Farage and his Reform UK private business echoes vice President J D Vance in demanding women should have more babies, referring to Musk’s “population apocalypse” of white families in the face of migration, inter-marriage, LGBT+ parents and left-wing “wokism”. The far-Right are reawakening the fascist campaigns of last century, for “children, kitchen and Church”, opposing women’s rights and imposing a woman’s place apart from any self-determination.
International Women’s Day (IWD) has been celebrated for over 100 years, born from mass revolts of young women workers challenging exploitation and the abusive power of the Boss class. Today many companies and businesses use IWD to sell cosmetics and gimmicks to reinforce the cardboard cut-out female rather than address the issues women face.
But IWD has radical roots and is a day to remember those who have fought for women’s liberation – from the Suffragettes in the UK to the “Women, Life, Freedom” movement in Iran. The women trade unionists and the men who have joined their cause remain clear-eyed – the working class have nothing to gain from women’s oppression. Free domestic labour, tasks still primarily allocated to women, protect the profits of big business not having to pay for the child care and raising of the next generation of the workforce.
And so, women are kept down. One-in-four women in Britain suffer domestic violence and abuse, often sexual, an average for a period of 6 years of their adult life. Rape in this country is lawless, only 3% of alleged cases followed through to a conviction. Child sexual abuse is reportedly on the increase again, the vast majority of cases girls abused inside the family, the majority of families being white. Sexual abuse is not the preserve of the black male refugee but the privileged white misogynist.
The cuts to social welfare, repeated and enforced in order to divert essential funding away from our health and welfare services and into war and military spending, affect women most acutely. Women’s rights depend upon a well-funded Welfare State alongside the ideological struggle for liberation from this system enforcing roles and relationships of power-and-control.
Here in Plymouth, trade unionists are fighting the cuts to health services, including stopping the closure of Plymouth’s Sexual Abuse Referral Centre, reducing the support that women and children receive following rape and abuse. You won’t see the far-Right protesting about that except as a “drain on the tax-payer” and a symbol of the “Nanny State” they want demolished.

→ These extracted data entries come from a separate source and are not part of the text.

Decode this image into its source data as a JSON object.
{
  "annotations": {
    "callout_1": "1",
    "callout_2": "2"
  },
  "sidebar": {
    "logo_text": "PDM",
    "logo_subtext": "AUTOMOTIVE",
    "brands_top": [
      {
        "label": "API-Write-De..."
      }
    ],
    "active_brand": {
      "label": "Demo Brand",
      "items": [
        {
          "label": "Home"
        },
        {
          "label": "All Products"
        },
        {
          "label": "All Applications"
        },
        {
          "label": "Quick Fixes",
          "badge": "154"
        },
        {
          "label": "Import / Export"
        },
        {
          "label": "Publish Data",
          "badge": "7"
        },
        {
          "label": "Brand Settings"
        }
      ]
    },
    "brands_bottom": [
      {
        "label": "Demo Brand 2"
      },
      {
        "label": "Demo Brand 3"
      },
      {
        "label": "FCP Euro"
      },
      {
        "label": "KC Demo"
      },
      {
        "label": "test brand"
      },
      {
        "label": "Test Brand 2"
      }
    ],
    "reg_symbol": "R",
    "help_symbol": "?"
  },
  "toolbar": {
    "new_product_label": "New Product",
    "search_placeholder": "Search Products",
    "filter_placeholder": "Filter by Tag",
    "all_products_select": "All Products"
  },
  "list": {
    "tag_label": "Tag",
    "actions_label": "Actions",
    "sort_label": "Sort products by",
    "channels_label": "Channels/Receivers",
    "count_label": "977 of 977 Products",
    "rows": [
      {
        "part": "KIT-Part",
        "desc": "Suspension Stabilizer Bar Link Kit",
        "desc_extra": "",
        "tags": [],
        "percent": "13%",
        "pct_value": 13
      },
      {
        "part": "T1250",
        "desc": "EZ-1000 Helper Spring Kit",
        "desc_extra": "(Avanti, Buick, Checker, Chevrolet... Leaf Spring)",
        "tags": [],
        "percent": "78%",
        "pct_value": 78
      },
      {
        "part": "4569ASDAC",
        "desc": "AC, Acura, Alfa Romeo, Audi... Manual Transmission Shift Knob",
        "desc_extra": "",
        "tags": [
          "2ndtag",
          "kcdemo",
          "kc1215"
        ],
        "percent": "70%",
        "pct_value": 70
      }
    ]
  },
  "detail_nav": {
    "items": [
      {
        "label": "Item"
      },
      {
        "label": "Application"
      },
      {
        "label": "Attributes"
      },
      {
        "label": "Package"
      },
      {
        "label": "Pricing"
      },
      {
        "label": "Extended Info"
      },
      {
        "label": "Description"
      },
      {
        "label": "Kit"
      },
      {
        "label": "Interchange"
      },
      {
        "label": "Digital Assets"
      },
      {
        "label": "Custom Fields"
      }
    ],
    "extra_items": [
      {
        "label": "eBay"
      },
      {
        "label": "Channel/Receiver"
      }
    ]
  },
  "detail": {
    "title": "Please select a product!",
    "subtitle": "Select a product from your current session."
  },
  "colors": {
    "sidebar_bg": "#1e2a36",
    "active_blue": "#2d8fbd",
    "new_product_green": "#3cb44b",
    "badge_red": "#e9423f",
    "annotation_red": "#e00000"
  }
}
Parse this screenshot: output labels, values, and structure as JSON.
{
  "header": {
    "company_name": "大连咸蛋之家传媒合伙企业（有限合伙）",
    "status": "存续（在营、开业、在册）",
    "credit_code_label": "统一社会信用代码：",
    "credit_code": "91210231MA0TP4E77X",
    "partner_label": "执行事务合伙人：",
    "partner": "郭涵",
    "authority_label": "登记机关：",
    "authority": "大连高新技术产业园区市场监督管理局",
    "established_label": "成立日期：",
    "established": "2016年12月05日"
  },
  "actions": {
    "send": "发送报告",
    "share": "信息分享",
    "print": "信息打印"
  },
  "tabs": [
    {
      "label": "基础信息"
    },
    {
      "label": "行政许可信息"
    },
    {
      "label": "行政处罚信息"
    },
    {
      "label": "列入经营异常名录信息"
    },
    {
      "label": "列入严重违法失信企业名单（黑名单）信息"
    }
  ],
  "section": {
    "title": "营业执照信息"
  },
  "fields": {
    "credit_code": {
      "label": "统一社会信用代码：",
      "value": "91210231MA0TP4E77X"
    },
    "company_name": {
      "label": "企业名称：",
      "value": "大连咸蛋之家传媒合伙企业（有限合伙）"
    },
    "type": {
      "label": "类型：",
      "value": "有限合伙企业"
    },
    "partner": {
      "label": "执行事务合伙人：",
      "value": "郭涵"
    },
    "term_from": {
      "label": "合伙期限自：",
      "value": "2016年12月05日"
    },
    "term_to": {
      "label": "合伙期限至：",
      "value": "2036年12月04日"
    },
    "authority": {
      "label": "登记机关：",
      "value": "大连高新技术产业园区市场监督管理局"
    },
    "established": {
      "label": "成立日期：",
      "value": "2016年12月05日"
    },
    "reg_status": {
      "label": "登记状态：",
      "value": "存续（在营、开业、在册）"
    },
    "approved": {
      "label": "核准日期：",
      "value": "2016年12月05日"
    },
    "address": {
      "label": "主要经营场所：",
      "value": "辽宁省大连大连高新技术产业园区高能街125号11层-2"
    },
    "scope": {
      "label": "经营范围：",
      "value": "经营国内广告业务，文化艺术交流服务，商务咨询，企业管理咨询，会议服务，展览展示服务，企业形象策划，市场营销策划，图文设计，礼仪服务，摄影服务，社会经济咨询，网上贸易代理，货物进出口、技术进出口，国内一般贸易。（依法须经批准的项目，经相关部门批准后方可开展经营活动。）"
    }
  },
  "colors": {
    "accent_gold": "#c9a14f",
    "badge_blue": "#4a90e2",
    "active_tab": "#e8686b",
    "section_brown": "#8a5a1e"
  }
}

For socialists, the challenge to class exploitation has to have the fight against oppression at its heart. We encourage and support the struggle by women against all forms of oppression, including gender stereotyping, role-segregation and being made scapegoats blamed for the imposition of low wages, high child care costs and poor social conditions. Welfare not Warfare! On this International Women’s Day we must remember the struggles of the past and unite for social justice and women’s liberation today!